Managing Your Cash Flow

Lending to SMEs under EFG scheme plummets

2 min read

13 September 2011

Lending under the government’s flagship Enterprise Finance Guarantee (EFG) has nose-dived, according to a report out this week.

The value of loans offered under the Enterprise Finance Guarantee scheme fell to £433m in the 12 months to the end of June 2011, down from £742m during the previous 12-month period, says independent finance provider Syscap. That’s a drop of 42 per cent. 

Click on the chart below to enlarge.

In the most recent quarter (April to June 2011), just £93.1m worth of loans were offered to small businesses under the Enterprise Finance Guarantee scheme, down from a peak of £254.9m in same quarter of 2009.  

If that trend continues, the government is unlikely to reach the £600m allocated for additional lending under the scheme between April 1, 2011 and March 31, 2012.

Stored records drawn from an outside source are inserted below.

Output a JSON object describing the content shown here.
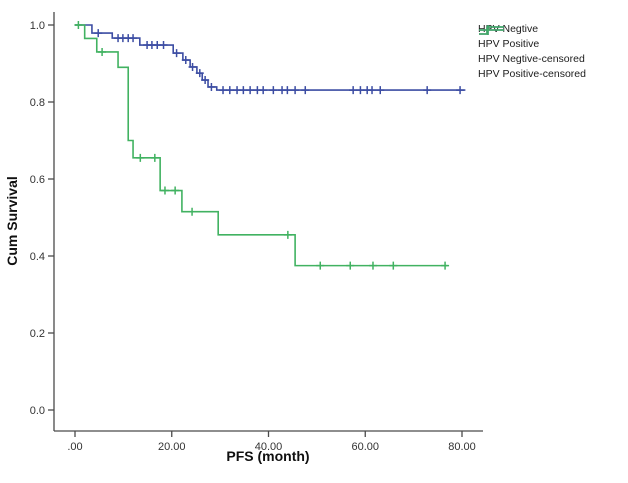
{
  "chart_data": {
    "type": "line",
    "subtype": "kaplan-meier-step-survival",
    "title": "",
    "xlabel": "PFS (month)",
    "ylabel": "Cum Survival",
    "xlim": [
      0,
      84
    ],
    "ylim": [
      0,
      1.0
    ],
    "grid": false,
    "legend_position": "top-right-outside",
    "x_ticks": [
      {
        "value": 0,
        "label": ".00"
      },
      {
        "value": 20,
        "label": "20.00"
      },
      {
        "value": 40,
        "label": "40.00"
      },
      {
        "value": 60,
        "label": "60.00"
      },
      {
        "value": 80,
        "label": "80.00"
      }
    ],
    "y_ticks": [
      {
        "value": 0.0,
        "label": "0.0"
      },
      {
        "value": 0.2,
        "label": "0.2"
      },
      {
        "value": 0.4,
        "label": "0.4"
      },
      {
        "value": 0.6,
        "label": "0.6"
      },
      {
        "value": 0.8,
        "label": "0.8"
      },
      {
        "value": 1.0,
        "label": "1.0"
      }
    ],
    "series": [
      {
        "name": "HPV Negtive",
        "color": "#3c4da3",
        "step_x": [
          0,
          3.5,
          7.7,
          13.4,
          20.3,
          22.3,
          23.8,
          25.2,
          26.3,
          27.5,
          29.3
        ],
        "step_y": [
          1.0,
          0.979,
          0.966,
          0.948,
          0.927,
          0.909,
          0.891,
          0.875,
          0.857,
          0.839,
          0.831
        ],
        "end_x": 80.7,
        "censored_x": [
          4.8,
          8.9,
          9.9,
          11.0,
          12.0,
          14.9,
          15.9,
          17.0,
          18.3,
          21.0,
          22.9,
          24.3,
          25.8,
          26.9,
          28.2,
          30.6,
          32.0,
          33.5,
          34.8,
          36.2,
          37.7,
          38.9,
          41.0,
          42.8,
          43.9,
          45.5,
          47.6,
          57.5,
          59.0,
          60.4,
          61.4,
          63.1,
          72.8,
          79.6
        ]
      },
      {
        "name": "HPV Positive",
        "color": "#41b261",
        "step_x": [
          0,
          2.0,
          4.5,
          8.9,
          11.0,
          12.0,
          17.6,
          22.1,
          29.6,
          45.5
        ],
        "step_y": [
          1.0,
          0.965,
          0.93,
          0.89,
          0.7,
          0.655,
          0.57,
          0.515,
          0.455,
          0.375
        ],
        "end_x": 77.0,
        "censored_x": [
          0.7,
          5.6,
          13.5,
          16.5,
          18.6,
          20.7,
          24.2,
          44.0,
          50.7,
          56.9,
          61.6,
          65.8,
          76.5
        ]
      }
    ],
    "legend": {
      "items": [
        {
          "label": "HPV Negtive",
          "type": "step",
          "color": "#3c4da3"
        },
        {
          "label": "HPV Positive",
          "type": "step",
          "color": "#41b261"
        },
        {
          "label": "HPV Negtive-censored",
          "type": "censored",
          "color": "#3c4da3"
        },
        {
          "label": "HPV Positive-censored",
          "type": "censored",
          "color": "#41b261"
        }
      ]
    }
  }
}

The Enterprise Finance Guarantee scheme was announced in November 2008, and was designed to increase the availability of finance for SMEs. Under the scheme, the government guarantees 75 per cent of the value of lending in an individual loan to a business with a turnover of less than £25m. The Enterprise Finance Guarantee scheme itself is capped at 9.225 per cent of total funds lent out by each finance provider. 

The scheme allows invoice financing but excludes lease financing.  

“With economic performance in the last two quarters looking lacklustre and the on-going Eurozone crisis continuing to erode business confidence, an expansion of lending under the Enterprise Finance Guarantee scheme is urgently needed to help put the economy and job creation firmly back on the growth track,” comments Philip White, chief executive of Syscap. “But with the value of Enterprise Finance Guarantee loans offered during the first quarter of this financial year so low, it’s looking highly unlikely that the scheme will make much of an inroad into the £600m that has been put aside for it.

“One reason for this may be that the scheme still excludes leasing – which is a crucial source of financing for SMEs for many reasons – not least because it is used by businesses to acquire new IT and machinery. It is exactly the kind of capital investment that we need to start a sustainable recovery.”